エレンの寝室の半分程度しかない大きさの部屋に机と椅子があるだけの造りで、その小さな机には透明な液体の入ったボトルと小さなグラスが置いてあるだけ。
なんだかとても寂しい印象を受ける。
「どうしたのだ? こんな所まで来て」
そんな印象を思い浮かべている最中、魔王はエレンへと疑問を投げかけた。
「あっ……はい……それが」
エレンは謝罪をしなくてはいけないことを思い出し、鏡を両手の上に乗せ、彼へと見せた。
「ごめんなさい。これを壊してしまいました…………」
目を伏せているので彼がどんな表情をしているかは分からない。
だが、手の中の重さは消える。
そっと顔を上げると、すでに鏡は彼の手中には無かった。
すぐ隣にあったテーブルに鏡は置かれていた。
「気にするな。
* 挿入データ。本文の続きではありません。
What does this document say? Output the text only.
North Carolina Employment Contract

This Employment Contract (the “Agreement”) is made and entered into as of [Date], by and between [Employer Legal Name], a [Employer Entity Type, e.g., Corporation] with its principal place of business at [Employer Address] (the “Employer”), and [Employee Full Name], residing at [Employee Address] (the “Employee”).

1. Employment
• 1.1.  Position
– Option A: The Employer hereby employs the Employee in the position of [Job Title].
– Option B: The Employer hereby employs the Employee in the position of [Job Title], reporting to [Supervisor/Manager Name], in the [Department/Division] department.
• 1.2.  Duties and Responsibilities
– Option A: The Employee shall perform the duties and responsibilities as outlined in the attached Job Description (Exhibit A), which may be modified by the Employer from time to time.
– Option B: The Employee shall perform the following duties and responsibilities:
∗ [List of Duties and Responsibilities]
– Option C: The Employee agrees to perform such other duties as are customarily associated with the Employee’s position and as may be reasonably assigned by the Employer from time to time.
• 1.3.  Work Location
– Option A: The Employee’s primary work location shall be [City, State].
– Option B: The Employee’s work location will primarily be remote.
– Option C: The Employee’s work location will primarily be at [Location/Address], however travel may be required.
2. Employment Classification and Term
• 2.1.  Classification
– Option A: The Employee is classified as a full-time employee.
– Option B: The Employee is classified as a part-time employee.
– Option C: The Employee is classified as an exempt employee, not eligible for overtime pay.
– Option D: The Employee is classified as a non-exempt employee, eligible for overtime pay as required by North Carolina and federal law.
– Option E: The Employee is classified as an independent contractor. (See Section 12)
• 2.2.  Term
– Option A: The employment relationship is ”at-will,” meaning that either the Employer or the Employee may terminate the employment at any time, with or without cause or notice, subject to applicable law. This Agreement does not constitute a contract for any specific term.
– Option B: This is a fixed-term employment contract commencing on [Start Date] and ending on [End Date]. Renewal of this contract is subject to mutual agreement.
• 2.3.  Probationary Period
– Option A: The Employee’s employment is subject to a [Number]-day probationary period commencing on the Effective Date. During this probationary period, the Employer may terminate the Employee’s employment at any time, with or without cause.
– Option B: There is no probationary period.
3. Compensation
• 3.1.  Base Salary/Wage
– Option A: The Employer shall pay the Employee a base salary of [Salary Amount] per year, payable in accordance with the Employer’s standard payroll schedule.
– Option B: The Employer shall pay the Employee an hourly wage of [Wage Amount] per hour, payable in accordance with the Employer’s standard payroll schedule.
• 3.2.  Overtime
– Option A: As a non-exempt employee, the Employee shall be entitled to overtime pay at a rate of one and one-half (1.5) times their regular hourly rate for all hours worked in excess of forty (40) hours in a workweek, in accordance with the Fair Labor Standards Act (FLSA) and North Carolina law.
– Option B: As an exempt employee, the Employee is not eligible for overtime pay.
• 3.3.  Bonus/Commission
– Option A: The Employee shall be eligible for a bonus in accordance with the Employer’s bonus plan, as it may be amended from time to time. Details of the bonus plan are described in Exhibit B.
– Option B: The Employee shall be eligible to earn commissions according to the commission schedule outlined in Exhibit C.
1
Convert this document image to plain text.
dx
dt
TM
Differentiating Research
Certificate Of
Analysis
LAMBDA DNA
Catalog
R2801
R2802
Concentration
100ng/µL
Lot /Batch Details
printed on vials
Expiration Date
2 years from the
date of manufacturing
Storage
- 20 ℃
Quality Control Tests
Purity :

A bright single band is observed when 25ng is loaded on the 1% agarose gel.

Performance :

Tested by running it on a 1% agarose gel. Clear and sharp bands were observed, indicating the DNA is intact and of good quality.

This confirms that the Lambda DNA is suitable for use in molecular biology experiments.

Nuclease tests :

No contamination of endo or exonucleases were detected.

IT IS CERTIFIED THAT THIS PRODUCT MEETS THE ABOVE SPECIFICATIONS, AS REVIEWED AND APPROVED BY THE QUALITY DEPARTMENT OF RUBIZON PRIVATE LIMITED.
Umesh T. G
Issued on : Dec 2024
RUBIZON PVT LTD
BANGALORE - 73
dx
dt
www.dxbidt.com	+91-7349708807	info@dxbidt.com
大したものではない」
「で、でも……その……」
罪の意識からか許されたというのに、エレンはその言葉を受け入れることができなかった。
「エレン。お前は叱られたいとでも思っているのか?」
「えっ? そ、そうではありませんけど――――」
「私が許したのだ。そんな申し訳なさそうな顔はするな」
その言葉を聞きやっと肩の荷が降りた気分になる。
安堵混じりのため息が自然と口から洩れた。
「手を出せ」
「え?」
「手を出すんだ」
「は、はい…………」
なぜ手を? そんな疑問を考える暇も無く、エレンは手を彼へと伸ばす。
「違う、逆だ」
「は、はい……」
エレンの差し出した手を魔王は自分の手の上に乗せた。
不思議だ――――自分よりも白い手の筈なのに、そこから伝わってくる体温はとても温かい。
魔王は指の先に優しく触れる。
そこを見ると、うっすらと紅い線が見えた。
忘れていたが指を切ったのだ。
今でも血が滲んでいるということから中々深く切れていたことが想像できる。
「――――――――――」
魔王は何かを詠唱する。それが何の言葉なのかエレンの耳には聞き取れない。
雑音のような音楽のような不思議な言葉だ。
だが、その言葉の効果は分かった。自分の指の傷がみるみるうちに塞がっていったのだ。
初めて見たがこれが噂に聞く"魔法"というやつなのだろう。
十秒ほどのことだったが、皮膚は完全に元の姿を取り戻している。もちろん痛みなどない。
「あ、ありがとうございます……」
驚きを隠せないエレンにとってその言葉が精一杯だ。
だからこそ、エレンはその分を動作で補った。
頭を深々と下げるお辞儀で。
謝ってしまえば用事はそこで終ってしまう。
エレンがここに居る意味もなくなってしまうのだ。
だが、エレンはまだこの場に留まり、魔王と話したいと感じていた。
彼と話せるタイミングと言えば食事の時と夜のバルコニーだけなのだ。
しかし、そこでは静寂に飲まれ、思うように会話ができない。
だから、今が待ち望んだチャンスなのだ。
何か話そうと口を開けようとするが言葉が出ない。
心音がうるさく、考えることに集中できないのだ。
「あの、魔王さん……その鏡はいったいどういう物なのですか?」
真っ白になったエレンの頭が浮かべたのはこの鏡のことだけ。思わず口にしてしまった。
「気にするな。大したものではない」
先ほどと同じ台詞を言う。彼の表情は変わらない。そこからは言葉の真偽が見抜けない。
本当に大したものではないのか、それとも――――
「あっ、はい。分かりました…………」
最初の話題が切られ、エレンは黙り込んでしまう。
何か話したいと思うのにそれ以上の会話は見つからない。沈黙が気まずさを生む。
「あの……私は失礼しますね」
その空気に耐えかねて、エレンは部屋から退散するのであった。